Valuations for public companies are simple. Apple’s (AAPL) shares are worth what the market says they are worth, company financials are audited by third-party accountants, and the SEC makes sure proper procedures are being followed (or at least tries to).
Valuations for private companies are more complicated. Bytedance’s shares are not publicly traded, so detailed, up-to-date information about prices is not readily available. Prices are generally calculated by private equity companies, and although there are procedures for doing so, companies have a lot of leeway. Reporting requirements are less stringent too.
Some investors have accused private equity companies of volatility laundering, fudging prices and valuations so as to (somewhat) reduce reported losses during bear markets. I fear that this is a possibility for some private equity companies, and so am somewhat apprehensive about investing in these. Investing in PEX means indirectly investing in private equity companies, so I am concerned about PEX as well.
Declining AUMs
PEX’s assets under management have declined these past few years, reaching a measly $8M today. AUMs are low enough that a fund closure seems somewhat likely, especially considering the fact that assets are declining.
Tiny funds tend to be illiquid, with PEX having a volume of just 708 shares. Illiquid funds tend to have wide bid / ask spreads, although this does not seem to be the case for PEX right now.

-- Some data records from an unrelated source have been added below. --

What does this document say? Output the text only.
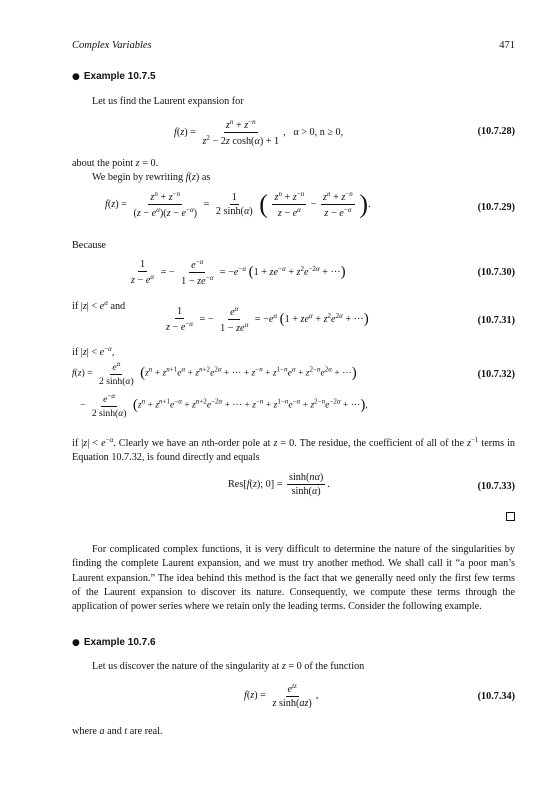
Complex Variables	471
● Example 10.7.5
Let us find the Laurent expansion for
$f(z) = \frac{z^n + z^{-n}}{z^2 - 2z \cosh(\alpha) + 1}$ ,   α > 0, n ≥ 0,	(10.7.28)
about the point z = 0.
We begin by rewriting f(z) as
$f(z) = \frac{z^n + z^{-n}}{(z - e^\alpha)(z - e^{-\alpha})} = \frac{1}{2 \sinh(\alpha)}$ ( $\frac{z^n + z^{-n}}{z - e^\alpha} - \frac{z^n + z^{-n}}{z - e^{-\alpha}}$ ).	(10.7.29)
Because
$\frac{1}{z - e^\alpha}$ = − $\frac{e^{-\alpha}}{1 - ze^{-\alpha}} = -e^{-\alpha}$ ($1 + ze^{-\alpha} + z^2e^{-2\alpha}$ + ···)	(10.7.30)
if $|z| < e^\alpha$ and	$\frac{1}{z - e^{-\alpha}}$ = − $\frac{e^\alpha}{1 - ze^\alpha} = -e^\alpha$ ($1 + ze^\alpha + z^2e^{2\alpha}$ + ···)	(10.7.31)
if $|z| < e^{-\alpha}$,
$f(z) = \frac{e^\alpha}{2 \sinh(\alpha)} (z^n + z^{n+1}e^\alpha + z^{n+2}e^{2\alpha}$ + ··· + $z^{-n} + z^{1-n}e^\alpha + z^{2-n}e^{2\alpha}$ + ···)	(10.7.32)
− $\frac{e^{-\alpha}}{2 \sinh(\alpha)} (z^n + z^{n+1}e^{-\alpha} + z^{n+2}e^{-2\alpha}$ + ··· + $z^{-n} + z^{1-n}e^{-\alpha} + z^{2-n}e^{-2\alpha}$ + ···),
if $|z| < e^{-\alpha}$. Clearly we have an nth-order pole at z = 0. The residue, the coefficient of all of the $z^{-1}$ terms in Equation 10.7.32, is found directly and equals
Res[f(z); $0] = \frac{\sinh(n\alpha)}{\sinh(\alpha)}$ .	(10.7.33)
For complicated complex functions, it is very difficult to determine the nature of the singularities by finding the complete Laurent expansion, and we must try another method. We shall call it “a poor man’s Laurent expansion.” The idea behind this method is the fact that we generally need only the first few terms of the Laurent expansion to discover its nature. Consequently, we compute these terms through the application of power series where we retain only the leading terms. Consider the following example.
● Example 10.7.6
Let us discover the nature of the singularity at z = 0 of the function
$f(z) = \frac{e^{tz}}{\text{z sinh(az)}}$ ,	(10.7.34)
where a and t are real.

Illiquid funds are somewhat risky, insofar as investors might have issues entering and exiting a position. The fund closing down is also a risk, although investors would receive their money back if this were to occur, which should only be an inconvenience.
Although the issues above are not significant negatives, I do find them to be deal-breakers. Most funds do not have these issues, and PEX is simply not all that strong to warrant an exception.
Conclusion
PEX focuses on companies with significant private equity investments. Although the fund has its merits, its low assets under management and illiquidity are significant negatives. As such, I would not be investing in the fund at the present time.